Dedications are written once the book is done, the manuscript all but sent to the publishers, when the tension of writing has given place to the relief and emptiness of completion. The mind travels back then, to times before and beyond the book, in a mood of lassitude and mellowness. Relationships emerge from the mist of calm repose and suggest a gesture in handsomeness. And unexpected results occur.

Book dedications are more, much more, than 'side things'. And though I said I am gripped by what happens on the side, my interest in book dedications is not a side thing. It is, in fact, so strong that very often I remember the dedication when I have forgotten the argument of the book. But there too I know I have 'got' the author. When Tagore calls Gandhi 'Maharaj' and places his book of poems in Victoria's "lotus hands", addressing her as 'Bijoya', have I not reached his soul?

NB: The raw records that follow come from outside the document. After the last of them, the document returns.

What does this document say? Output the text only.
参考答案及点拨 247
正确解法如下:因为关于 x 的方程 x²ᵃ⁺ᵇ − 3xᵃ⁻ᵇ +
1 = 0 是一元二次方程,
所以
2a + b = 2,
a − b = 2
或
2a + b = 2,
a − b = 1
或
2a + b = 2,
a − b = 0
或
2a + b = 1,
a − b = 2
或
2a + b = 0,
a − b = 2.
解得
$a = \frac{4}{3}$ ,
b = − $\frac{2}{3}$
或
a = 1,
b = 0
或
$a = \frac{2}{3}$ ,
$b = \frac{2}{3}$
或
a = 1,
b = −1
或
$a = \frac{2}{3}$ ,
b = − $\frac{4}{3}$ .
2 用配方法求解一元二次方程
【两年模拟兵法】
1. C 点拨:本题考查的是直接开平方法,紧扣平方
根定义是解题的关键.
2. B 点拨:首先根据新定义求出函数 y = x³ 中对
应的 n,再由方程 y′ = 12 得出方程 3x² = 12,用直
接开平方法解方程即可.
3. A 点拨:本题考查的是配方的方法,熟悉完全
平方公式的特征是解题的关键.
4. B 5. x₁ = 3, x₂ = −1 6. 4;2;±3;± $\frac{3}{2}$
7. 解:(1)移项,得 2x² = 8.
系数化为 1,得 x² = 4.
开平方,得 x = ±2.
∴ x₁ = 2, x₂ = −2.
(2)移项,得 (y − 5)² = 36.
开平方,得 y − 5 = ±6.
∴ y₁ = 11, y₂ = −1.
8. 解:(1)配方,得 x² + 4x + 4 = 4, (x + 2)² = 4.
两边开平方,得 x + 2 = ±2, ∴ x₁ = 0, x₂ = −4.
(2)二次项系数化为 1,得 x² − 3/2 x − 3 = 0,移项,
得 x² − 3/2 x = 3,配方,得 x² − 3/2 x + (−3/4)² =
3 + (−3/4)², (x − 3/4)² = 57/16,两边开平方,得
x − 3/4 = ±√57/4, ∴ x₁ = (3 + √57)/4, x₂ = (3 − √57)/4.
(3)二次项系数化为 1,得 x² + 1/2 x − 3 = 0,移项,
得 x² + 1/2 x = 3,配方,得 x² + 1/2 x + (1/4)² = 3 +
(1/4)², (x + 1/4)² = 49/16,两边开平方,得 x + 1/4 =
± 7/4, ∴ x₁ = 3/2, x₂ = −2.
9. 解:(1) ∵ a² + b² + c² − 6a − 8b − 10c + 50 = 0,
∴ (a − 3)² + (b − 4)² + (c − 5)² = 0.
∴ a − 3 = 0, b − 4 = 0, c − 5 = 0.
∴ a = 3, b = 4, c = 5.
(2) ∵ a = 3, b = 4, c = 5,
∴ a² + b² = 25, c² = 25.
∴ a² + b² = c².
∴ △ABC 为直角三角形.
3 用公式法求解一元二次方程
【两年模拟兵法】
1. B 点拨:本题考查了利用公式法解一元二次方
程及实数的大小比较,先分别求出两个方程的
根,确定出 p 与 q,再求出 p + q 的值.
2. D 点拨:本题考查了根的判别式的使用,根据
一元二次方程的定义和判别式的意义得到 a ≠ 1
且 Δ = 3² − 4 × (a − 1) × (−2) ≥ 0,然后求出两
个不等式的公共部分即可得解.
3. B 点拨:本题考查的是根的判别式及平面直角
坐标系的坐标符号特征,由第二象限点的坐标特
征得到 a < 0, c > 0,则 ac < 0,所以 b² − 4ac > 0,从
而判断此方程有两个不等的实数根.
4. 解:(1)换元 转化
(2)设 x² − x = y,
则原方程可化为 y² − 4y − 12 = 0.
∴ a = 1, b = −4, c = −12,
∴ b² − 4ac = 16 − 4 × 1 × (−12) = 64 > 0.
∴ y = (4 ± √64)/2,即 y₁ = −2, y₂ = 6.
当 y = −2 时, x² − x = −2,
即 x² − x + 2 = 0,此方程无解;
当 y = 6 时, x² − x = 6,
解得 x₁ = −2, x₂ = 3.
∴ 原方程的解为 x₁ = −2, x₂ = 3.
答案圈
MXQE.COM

As much as book dedications are fascinating, so are the experiences of book dedications that failed to appear, for reasons like Tagore's intended dedication to Woodrow Wilson. They tell us of the author's warm heart and the dedicatee's cold feet. And might, in some cases, also speak of the need for love and of atonement in the permission sought - 'Yes?'- and the reasons, deep and devious, in the 'no'.